📜 ⬆️ ⬇️

Passing smart pointers over a constant link. Autopsy

Smart pointers are often passed to other functions via a constant link. C ++ experts, Andrei Alexandrescu, Scott Meyers and Sutter's Coat of Arms, discuss this issue at the C ++ and Beyond 2011 conference (Watch from [04:34] On shared_ptr performance and correctness).

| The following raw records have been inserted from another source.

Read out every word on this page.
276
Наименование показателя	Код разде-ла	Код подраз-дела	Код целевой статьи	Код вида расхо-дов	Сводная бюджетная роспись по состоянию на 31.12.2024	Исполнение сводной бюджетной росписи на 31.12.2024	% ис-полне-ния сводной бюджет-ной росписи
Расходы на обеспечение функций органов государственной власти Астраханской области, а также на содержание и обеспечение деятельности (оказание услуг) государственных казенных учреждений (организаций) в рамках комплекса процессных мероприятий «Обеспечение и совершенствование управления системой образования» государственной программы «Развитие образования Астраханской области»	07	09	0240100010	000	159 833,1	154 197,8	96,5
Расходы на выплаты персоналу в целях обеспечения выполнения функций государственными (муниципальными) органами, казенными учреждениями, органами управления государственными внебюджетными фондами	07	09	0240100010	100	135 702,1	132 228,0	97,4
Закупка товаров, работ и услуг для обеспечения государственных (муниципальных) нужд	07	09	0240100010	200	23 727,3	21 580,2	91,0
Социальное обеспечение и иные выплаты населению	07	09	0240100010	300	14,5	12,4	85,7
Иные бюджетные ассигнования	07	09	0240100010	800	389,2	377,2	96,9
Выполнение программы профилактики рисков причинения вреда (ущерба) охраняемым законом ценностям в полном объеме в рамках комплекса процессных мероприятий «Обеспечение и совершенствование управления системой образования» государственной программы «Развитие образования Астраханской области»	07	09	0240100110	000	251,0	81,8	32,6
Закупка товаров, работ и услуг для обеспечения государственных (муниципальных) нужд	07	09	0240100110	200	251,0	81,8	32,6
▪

In fact, a smart pointer, which is transmitted via a constant link, already lives in the current scope, somewhere in the calling code. If it is stored in a member of a class, then it may happen that this member is zeroed out. But this is not a problem of passing by reference, it is a problem of architecture and ownership policy.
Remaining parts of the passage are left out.